Camisa also designed his manure management system through trial and error on the Montagne farm from 2006 to 2008 — a venture that cost about $500,000, he said.
“Tim has a lot of good ideas about removing phosphorous from the manure,” said David Montagne, a lifelong dairy farmer who milks 650 head on his 1,100-acre operation. “Farmers are the best stewards of the land. They do all they can to protect the rivers, streams and waters of Lake Champlain.”
VOR has also started a burlap-recycling program with Green Mountain Coffee, headquartered in Waterbury, Vt. VOR turns the company’s coffee bean bags into bedding for farmers.
VOR has four products available in its local market and under distribution through L.D. Oliver Seed Co., a 40-year-old company in Milton, Vt.
“We have distributed many lines of soil products through this time, but none like this,” said Steve Hardy, Oliver Seed CEO and vice president. “I have had a lot of interest from our customers, so I hope this product does well.
“I believe in the product he has developed.

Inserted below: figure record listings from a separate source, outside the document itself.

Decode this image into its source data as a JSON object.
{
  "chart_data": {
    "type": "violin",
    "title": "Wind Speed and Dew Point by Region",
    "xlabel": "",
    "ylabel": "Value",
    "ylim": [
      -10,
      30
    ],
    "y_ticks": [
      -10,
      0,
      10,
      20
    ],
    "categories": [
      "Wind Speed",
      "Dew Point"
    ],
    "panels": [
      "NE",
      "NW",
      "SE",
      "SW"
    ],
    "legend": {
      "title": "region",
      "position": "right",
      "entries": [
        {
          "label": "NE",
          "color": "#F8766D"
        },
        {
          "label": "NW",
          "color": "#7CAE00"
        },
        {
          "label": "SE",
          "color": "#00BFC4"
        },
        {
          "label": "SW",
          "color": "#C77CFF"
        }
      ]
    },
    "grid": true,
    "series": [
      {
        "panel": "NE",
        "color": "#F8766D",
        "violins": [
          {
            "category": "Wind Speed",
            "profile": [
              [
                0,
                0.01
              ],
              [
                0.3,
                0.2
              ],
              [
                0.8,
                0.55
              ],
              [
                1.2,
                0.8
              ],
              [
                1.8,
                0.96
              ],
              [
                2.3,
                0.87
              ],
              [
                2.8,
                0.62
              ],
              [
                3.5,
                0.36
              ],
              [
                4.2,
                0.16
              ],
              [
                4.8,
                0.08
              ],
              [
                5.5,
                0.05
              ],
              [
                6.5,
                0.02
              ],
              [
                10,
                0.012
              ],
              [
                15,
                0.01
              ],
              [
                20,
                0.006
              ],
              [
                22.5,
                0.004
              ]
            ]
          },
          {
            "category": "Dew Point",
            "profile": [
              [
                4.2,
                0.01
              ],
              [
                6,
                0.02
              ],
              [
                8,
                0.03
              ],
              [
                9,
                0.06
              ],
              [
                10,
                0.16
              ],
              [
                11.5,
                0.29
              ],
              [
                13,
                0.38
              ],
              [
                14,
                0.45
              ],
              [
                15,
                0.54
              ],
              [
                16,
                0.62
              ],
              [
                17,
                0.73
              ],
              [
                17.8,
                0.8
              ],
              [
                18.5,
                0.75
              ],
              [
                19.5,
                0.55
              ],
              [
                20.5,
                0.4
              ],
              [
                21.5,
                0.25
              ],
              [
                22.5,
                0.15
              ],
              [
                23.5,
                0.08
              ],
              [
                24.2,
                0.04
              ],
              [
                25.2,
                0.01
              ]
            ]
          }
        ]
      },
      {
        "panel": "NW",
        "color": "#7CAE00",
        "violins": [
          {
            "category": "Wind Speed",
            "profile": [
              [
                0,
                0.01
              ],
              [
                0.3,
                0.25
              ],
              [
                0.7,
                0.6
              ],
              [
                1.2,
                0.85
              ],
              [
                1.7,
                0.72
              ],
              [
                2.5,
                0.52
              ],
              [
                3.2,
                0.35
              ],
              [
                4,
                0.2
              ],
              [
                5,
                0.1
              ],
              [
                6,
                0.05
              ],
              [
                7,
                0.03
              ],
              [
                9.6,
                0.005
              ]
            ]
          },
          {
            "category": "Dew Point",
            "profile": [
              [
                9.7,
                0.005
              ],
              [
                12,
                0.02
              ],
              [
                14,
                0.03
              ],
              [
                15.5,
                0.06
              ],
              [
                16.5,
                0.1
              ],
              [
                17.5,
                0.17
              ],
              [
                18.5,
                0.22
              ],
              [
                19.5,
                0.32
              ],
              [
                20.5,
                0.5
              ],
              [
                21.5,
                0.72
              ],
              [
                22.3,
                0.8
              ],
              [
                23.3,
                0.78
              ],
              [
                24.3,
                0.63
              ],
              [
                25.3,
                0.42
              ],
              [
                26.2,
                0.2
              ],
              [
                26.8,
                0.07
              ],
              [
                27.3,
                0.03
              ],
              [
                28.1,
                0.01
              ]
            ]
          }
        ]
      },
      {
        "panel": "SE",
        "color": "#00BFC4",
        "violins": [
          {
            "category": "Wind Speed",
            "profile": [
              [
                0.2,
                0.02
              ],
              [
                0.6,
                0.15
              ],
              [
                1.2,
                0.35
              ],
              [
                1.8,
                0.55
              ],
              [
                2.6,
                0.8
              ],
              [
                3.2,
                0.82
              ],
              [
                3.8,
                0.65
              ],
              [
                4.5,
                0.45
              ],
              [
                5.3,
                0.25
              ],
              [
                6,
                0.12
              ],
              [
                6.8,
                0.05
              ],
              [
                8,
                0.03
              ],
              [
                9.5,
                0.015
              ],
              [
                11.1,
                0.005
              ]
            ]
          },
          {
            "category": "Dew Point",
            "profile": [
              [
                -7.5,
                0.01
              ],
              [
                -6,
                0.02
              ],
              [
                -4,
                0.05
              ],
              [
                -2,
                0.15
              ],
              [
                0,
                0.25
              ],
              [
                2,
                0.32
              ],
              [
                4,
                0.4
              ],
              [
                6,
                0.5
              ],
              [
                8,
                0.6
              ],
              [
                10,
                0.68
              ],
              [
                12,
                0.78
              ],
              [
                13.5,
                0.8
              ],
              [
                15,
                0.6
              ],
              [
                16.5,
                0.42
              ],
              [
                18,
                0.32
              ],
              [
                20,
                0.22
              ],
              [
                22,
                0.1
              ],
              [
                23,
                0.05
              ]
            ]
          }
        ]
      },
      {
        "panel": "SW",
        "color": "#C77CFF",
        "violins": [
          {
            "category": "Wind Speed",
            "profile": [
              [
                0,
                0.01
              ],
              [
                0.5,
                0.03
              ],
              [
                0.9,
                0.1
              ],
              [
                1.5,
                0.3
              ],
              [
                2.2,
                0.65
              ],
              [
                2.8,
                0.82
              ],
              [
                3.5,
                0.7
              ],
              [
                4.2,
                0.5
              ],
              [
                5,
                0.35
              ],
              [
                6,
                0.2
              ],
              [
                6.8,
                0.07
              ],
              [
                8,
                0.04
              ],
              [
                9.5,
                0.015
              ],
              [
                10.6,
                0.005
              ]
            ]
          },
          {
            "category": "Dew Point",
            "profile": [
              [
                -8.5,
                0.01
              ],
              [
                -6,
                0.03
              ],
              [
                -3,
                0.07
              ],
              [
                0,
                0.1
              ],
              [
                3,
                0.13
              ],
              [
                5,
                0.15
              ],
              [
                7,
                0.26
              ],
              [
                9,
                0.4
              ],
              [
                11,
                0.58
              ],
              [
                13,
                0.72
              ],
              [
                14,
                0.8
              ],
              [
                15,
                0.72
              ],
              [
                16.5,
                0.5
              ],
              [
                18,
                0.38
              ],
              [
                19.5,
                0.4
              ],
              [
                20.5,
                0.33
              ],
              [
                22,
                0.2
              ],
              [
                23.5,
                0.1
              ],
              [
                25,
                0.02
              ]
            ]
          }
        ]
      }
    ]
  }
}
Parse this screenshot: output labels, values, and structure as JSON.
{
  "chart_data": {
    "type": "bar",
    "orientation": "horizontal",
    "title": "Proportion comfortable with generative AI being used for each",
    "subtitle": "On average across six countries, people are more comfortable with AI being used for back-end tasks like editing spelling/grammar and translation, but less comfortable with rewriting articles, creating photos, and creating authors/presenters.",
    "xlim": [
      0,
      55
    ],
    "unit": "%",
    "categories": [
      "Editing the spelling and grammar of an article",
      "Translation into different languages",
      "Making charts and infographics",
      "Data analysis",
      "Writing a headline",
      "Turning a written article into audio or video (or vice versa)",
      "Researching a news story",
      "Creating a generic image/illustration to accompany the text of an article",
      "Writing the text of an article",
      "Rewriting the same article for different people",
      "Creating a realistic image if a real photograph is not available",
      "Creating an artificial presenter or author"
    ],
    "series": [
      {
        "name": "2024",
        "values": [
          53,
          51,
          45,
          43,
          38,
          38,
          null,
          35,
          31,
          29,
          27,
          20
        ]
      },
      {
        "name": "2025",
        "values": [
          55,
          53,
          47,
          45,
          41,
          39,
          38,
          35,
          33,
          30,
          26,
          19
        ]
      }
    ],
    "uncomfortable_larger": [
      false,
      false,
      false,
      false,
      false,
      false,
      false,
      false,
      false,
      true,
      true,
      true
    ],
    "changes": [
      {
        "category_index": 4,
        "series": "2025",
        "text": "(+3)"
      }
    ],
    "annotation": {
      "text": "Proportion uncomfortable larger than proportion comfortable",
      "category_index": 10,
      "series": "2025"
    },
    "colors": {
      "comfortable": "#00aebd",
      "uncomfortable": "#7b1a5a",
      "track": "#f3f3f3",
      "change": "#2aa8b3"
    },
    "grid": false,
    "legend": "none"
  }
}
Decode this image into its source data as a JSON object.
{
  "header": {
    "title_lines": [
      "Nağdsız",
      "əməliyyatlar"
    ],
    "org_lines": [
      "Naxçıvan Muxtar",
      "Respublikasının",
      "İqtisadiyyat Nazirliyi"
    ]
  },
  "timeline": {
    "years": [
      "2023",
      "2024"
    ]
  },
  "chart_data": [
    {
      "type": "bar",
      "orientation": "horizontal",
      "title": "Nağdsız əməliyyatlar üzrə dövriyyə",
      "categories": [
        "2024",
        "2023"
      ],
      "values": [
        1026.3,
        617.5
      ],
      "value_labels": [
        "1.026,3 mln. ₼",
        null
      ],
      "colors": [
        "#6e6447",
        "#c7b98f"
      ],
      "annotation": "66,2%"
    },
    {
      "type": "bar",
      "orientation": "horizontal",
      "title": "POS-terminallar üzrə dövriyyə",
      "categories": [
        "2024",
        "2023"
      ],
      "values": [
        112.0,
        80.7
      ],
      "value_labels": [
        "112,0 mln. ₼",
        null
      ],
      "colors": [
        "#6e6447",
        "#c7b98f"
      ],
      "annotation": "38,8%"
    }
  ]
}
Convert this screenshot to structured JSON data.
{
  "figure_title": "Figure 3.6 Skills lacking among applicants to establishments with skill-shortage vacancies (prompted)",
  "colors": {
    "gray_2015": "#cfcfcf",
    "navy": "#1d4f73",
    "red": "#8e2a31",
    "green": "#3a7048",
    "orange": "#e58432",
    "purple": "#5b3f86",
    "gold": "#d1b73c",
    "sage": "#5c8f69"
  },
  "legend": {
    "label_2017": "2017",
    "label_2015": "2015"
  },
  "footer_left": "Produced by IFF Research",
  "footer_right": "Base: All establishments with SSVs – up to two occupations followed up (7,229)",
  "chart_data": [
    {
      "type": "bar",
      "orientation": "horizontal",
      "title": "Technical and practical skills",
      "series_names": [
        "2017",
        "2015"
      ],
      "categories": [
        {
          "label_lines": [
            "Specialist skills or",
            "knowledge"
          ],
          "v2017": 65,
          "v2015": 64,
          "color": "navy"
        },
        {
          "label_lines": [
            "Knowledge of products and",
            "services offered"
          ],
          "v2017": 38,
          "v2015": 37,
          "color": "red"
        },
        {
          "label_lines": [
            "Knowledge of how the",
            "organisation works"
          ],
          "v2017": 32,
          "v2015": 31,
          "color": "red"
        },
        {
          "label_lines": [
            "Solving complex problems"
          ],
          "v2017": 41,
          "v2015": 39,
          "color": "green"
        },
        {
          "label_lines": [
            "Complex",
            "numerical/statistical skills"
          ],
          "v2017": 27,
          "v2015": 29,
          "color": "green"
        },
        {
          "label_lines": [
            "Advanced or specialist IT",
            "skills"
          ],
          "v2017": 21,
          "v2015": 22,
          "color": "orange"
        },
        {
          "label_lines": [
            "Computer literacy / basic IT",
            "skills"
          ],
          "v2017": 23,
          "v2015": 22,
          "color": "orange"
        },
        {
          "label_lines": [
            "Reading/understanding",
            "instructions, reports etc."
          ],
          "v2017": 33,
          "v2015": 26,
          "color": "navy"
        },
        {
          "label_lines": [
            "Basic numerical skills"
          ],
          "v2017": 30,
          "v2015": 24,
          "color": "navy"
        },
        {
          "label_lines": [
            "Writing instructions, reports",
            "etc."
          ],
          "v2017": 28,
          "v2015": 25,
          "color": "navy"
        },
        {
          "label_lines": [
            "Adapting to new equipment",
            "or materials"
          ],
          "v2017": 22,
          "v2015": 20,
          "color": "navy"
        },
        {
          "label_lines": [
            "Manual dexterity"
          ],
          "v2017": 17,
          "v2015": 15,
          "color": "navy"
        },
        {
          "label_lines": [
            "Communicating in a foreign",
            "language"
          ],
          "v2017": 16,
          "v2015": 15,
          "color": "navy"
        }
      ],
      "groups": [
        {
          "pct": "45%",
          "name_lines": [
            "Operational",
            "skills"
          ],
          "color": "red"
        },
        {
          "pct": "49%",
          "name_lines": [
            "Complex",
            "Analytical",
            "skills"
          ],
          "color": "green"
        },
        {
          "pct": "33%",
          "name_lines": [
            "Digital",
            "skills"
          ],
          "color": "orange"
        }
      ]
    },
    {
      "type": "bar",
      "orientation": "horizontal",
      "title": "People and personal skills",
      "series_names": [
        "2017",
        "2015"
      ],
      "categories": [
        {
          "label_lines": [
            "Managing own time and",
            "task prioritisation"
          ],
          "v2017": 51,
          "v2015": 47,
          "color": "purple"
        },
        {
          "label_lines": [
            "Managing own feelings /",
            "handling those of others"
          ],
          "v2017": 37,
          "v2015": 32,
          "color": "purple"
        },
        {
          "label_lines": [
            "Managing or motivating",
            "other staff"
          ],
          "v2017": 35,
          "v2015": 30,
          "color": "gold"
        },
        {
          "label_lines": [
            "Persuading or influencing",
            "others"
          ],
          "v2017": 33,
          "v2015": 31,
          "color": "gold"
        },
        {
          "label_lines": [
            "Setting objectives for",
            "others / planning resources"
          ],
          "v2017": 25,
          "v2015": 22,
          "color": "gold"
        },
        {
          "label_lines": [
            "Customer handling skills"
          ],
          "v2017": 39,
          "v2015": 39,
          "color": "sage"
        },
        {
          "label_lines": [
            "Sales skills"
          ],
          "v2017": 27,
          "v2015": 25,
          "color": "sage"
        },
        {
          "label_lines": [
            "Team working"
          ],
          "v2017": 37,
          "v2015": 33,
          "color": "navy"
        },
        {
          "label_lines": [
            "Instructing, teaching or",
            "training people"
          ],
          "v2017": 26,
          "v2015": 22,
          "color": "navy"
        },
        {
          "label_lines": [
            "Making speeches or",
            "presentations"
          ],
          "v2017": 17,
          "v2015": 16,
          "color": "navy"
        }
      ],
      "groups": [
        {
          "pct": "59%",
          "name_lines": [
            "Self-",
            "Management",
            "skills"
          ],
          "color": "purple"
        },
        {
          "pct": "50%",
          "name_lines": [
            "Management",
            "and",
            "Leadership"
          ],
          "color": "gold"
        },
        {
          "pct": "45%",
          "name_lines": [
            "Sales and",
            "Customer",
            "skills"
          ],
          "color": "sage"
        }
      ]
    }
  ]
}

I believe it is the right time for it, and it utilizes resources that are overlooked. He has developed a model that could be reproduced anywhere there is manure.”
Initial capital for VOR — more than $2 million — came from the Vermont agriculture department, a state and federal alternative manure management collaborative, and a private investor. Camisa researched and developed the project with Joe Aliotta, a Massachusetts nuclear physicist.
In 2009, Vermont Organics bought Dunvegan Nursery, in Pennsylvania, from Sinclair Adam and his wife, Kirsten, who were breeding and developing plants for beauty, function and ecology. Now St. Albans residents, they use VOR’s products on the wholesale flowers and plants that go to more than 80 nurseries in 16 Northeastern states.
VOR opened its St. Albans site in 2010. The company has a website and a Facebook page. Store and nursery sales totaled $274,000 in 2010, $491,000 in 2011, and $746,000 in 2012.
“We haven’t made a profit yet,” Camisa said. He and Rooney help support VOR with Vermont Organics, their two retail shops in the Burlington, Vt., area that specialize in an “802” brand of merchandise. (Vermont’s area code is 802).
“We are looking for more investors to help us push towards our goal of eliminating peat moss from potting media and reducing the importation of nutrients like phosphorus used for agriculture,” Camisa said. “Everything I do is about the environment.”